From May until October fishermen enjoyed trolling for black bass. Fly and minnow fishing were also favorites A string of 30 black bass, weighing from a pound to four pounds was listed as an ordinary catch of two hours on the St. Francis. No license fee for fishing or hunting was collected from visiting sportsmen.
Rich habitat supplied hiding places for the wood duck and other waterfowl, for their nests and rearing their young. Habitat included thousands of acres of flag, smart weed, timber land overflows, and various other forms of vegetation.

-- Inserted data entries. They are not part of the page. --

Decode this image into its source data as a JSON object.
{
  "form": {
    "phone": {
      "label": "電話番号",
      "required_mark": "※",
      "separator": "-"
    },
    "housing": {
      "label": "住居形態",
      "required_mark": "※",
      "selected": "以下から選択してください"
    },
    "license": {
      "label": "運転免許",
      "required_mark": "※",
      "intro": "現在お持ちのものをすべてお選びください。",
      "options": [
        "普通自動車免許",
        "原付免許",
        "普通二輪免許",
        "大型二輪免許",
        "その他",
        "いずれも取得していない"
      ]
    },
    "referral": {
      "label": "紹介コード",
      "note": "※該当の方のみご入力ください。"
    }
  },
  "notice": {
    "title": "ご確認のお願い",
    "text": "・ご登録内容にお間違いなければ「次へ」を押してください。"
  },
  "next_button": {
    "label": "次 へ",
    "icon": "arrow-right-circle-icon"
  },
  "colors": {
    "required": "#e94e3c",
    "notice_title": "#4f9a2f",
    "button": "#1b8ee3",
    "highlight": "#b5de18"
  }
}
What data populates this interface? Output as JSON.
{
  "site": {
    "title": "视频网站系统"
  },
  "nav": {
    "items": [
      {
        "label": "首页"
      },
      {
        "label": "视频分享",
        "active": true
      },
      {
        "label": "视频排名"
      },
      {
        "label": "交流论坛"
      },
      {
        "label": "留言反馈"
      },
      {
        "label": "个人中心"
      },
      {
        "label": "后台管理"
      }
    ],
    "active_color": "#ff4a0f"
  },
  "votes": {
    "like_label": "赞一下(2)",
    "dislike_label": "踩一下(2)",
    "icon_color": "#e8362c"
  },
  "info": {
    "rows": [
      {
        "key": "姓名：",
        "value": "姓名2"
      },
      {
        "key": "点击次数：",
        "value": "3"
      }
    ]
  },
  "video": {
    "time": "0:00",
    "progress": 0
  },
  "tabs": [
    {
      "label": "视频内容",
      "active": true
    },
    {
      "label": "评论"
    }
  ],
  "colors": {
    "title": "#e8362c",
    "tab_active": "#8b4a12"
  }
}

The Buffalo Island Hunting and Fishing Club at Bertig was organized by a number of St. Louis gentlemen and was managed by Steve Verfilio, an experienced restaurateur and caterer. Memberships in the club were set at $2.50 per year, which included board, lodging, boats, and use of fishing tackle. Natives earned up to $1.50 a day for working as guides.
Sportsmen caught a train out of Paragould (population 3,000) to Hornersville, where it turned around and went back to Paragould. Bertig, on the St. Francis, was located midway on the line. Cardwell was between Bertig and Hornersville, and was famous for possessing one of the largest egg case making plants in the United States. Cardwell also had several saw mills.
Sportsmen could also leave the Cotton Belt train, at Jonesboro (population 5,000), and take the J.L.C.& E. (Jonesboro, Lake City, and Eastern) 16 miles to the "sunk land" on the St. Francis River at Lake City. Lake City had two good hotels and many places for the entertainment of sportsmen. Monette, 10 miles east of Lake City, is located in the midst of fine prairie surroundings, and was said to have some of the finest quail shooting in Arkansas. A new hotel had been built at Manila in October 1900 for the accommodation of sportsmen.
The Cotton Belt train ran the 32-mile trek from Paragould to Hornersville twice daily. At the end of the line hunters left the train, where guides would take them south to Big Lake, a wide spot on the Little River. The lake was 20 miles long with an average width of five miles or less. The Little River rises somewhere in Cape Girardeau County, Mo., and empties into the St. Francis about a mile above the town of Marked Tree.
All species of wild ducks, geese, and other water fowl are part of the Big Lake area. Black bass, both of the large and small mouth species, were taken in large numbers. Deer were so extremely plentiful in the area, and trophy size animals were constantly found.
Native hunters pursued wild turkeys at night, often shooting them in their roosting places in the trees. The hunters worked as guides using ancient paths through the maze and tangles of dense and almost impenetrable vegetation.
Most all the land in around the St. Francis River and Big Lake has been drained, cleared and cultivated through the past 100 years, but area hunters continue to take pride in the abundance of fish and water foul, found along the waterways and wildlife management areas today.